The Star Tribune requested the charter school records Feb. 1, when it was in the early stages of reporting on Minnesota’s groundbreaking experiment with charter schools. The Star Tribune published a three-part series detailing oversight problems and widespread failures among Minnesota’s charter schools last week.
Though MDE routinely has provided records to the Star Tribune within weeks or months in prior requests for public records, the department hasn’t provided the bulk of the material covered in the newspaper’s Feb. 1 request. Within seven months, MDE has turned over just seven of the requested records.

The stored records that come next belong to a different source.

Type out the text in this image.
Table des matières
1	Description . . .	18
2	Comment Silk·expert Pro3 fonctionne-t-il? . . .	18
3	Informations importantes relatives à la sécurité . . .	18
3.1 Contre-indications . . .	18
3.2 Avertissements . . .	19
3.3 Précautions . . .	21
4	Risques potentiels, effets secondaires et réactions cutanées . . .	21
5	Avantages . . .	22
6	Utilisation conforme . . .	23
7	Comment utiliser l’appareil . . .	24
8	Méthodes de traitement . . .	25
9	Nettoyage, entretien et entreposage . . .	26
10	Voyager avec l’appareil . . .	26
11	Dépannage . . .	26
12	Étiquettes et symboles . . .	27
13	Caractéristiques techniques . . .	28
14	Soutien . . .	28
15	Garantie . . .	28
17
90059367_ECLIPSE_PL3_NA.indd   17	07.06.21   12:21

Sam Snuggerud, the spokeswoman for the department, said in a statement that it is a complicated issue, spanning decades of data, and the agency “plans to produce another portion” of the request by the end of this month.
She added that the department receives hundreds of data requests each year and must review data to protect the privacy of students, families and teachers.
“MDE does not delay responding to data requests – in fact, the agency continues to work on the thousands of pages of data that may be responsive to this specific request,” she said in a statement. “The more complicated the request, the longer a response can take. Several months is not an unreasonable amount of time to respond to a complicated request.”
Attorney Leita Walker, who represents the Star Tribune, asked the department to turn over the records by the end of September or face a lawsuit over what she called the department’s “constructive denial” of the request, which she said constituted a violation of the Minnesota Data Practices Act.
“Star Tribune is deeply disappointed in MDE’s lack of transparency over the past year and what appears to be a strategy of delay in disclosing data of significant public interest and concern,” Walker said in a Sept. 11 letter to MDE Staff Attorney Adam Heuett, who previously identified himself as MDE’s “data practices compliance official.”